María Tost

Personal information
- Full name: María Tost Forrellat
- Born: 21 March 1994 (age 32) Sant Cugat del Vallès, Spain

Sport
- Sport: Field hockey
- Position: Forward

National team
- Years: Team / Caps / Goals
- 2013–2014: Spain U–21 / 18 / (3)
- 2014–: Spain / 142 / (12)

Medal record
Women's field hockey
Representing Spain
EuroHockey Nations Championship
| Bronze medal – third place | 2019 Antwerp | Team |
FIH Hockey Series
| Gold medal – first place | 2018–19 Valencia | Team |

= María Tost =

Spanish field hockey player (born 1994)

María Tost Forrellat (born 21 March 1994) is a field hockey player from Spain, who plays as a forward.

==Career==
===Club hockey===
Tost plays hockey for Club Egara in the División de Honor in Spain, and has previously represented Mannheimer HC in the German Bundesliga.

===National teams===
====Under–21====
In 2013, Tost was a member of the Spanish Under–21 team at the FIH Junior World Cup in Mönchengladbach.

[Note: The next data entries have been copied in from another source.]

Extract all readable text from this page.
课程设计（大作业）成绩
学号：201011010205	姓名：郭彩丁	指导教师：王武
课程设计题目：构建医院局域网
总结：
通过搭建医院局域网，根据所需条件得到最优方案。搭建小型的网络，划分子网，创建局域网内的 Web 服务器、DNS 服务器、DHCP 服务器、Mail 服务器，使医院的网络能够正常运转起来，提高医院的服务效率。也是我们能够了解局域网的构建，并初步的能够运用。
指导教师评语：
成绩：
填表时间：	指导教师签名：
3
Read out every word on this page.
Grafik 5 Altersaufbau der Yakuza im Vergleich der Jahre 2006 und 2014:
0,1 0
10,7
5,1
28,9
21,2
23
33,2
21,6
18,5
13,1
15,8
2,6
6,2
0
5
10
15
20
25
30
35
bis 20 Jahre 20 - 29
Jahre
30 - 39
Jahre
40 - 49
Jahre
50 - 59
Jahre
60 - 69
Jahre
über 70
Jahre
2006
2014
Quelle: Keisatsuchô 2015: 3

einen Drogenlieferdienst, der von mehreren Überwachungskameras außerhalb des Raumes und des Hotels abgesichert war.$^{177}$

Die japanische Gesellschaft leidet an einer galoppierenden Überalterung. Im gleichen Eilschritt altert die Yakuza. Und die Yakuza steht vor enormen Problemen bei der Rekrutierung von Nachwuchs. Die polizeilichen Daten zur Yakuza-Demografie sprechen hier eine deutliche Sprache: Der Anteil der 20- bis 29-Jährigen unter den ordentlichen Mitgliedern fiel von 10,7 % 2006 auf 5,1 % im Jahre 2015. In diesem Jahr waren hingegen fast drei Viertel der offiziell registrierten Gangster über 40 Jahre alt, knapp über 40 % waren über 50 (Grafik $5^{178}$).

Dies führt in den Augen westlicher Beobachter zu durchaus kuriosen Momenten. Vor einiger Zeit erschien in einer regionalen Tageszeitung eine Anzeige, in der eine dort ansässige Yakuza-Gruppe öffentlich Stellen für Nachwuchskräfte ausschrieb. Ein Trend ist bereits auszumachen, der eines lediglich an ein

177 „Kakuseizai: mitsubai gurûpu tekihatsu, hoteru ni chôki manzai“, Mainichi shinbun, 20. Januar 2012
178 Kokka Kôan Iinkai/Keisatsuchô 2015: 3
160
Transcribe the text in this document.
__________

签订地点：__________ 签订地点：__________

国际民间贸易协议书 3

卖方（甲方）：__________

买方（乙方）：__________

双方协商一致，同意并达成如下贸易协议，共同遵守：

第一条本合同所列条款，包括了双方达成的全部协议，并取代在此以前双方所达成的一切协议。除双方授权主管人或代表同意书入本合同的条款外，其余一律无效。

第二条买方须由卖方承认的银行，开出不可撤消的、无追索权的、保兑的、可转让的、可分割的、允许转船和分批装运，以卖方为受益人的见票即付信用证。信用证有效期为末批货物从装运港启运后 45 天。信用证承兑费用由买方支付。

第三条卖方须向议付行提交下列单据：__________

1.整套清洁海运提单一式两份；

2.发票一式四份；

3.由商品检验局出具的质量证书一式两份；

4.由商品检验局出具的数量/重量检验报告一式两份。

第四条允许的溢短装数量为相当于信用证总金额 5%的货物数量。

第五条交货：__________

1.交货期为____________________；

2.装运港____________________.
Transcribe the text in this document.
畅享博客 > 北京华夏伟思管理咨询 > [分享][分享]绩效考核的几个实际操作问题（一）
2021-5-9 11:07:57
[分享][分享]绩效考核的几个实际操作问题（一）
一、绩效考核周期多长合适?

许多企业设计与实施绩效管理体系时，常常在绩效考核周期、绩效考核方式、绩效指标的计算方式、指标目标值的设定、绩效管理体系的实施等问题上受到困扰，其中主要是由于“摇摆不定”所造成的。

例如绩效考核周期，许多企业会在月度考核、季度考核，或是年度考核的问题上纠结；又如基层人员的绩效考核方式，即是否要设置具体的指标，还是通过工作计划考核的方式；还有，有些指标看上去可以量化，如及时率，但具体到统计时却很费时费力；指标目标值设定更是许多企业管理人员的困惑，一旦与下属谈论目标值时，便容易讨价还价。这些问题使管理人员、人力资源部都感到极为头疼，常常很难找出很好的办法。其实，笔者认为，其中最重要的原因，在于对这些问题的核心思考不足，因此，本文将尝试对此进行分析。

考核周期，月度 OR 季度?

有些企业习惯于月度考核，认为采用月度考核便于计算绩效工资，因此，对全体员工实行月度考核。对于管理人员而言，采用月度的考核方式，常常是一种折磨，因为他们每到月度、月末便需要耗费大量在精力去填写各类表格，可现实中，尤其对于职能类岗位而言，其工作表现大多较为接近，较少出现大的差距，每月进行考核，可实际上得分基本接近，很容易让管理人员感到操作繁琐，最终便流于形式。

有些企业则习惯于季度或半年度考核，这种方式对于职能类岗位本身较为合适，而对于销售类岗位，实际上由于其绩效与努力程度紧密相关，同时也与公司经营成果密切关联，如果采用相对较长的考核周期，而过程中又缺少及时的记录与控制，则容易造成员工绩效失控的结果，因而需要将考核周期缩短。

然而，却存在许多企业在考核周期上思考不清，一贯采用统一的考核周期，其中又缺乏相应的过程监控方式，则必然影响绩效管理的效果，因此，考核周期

She followed this up with an appearance at the 2014 EuroHockey Junior Championship in Waterloo where the team finished fourth.

====Red Sticks====
Tost made her debut for the Spanish national team, the 'Red Sticks', in 2014.

2019 was Tost's most prominent year with the national side, winning her first medal with the team at the FIH Series Finals in Valencia, taking home gold. This was followed up with a bronze medal performance at the EuroHockey Championships in Antwerp.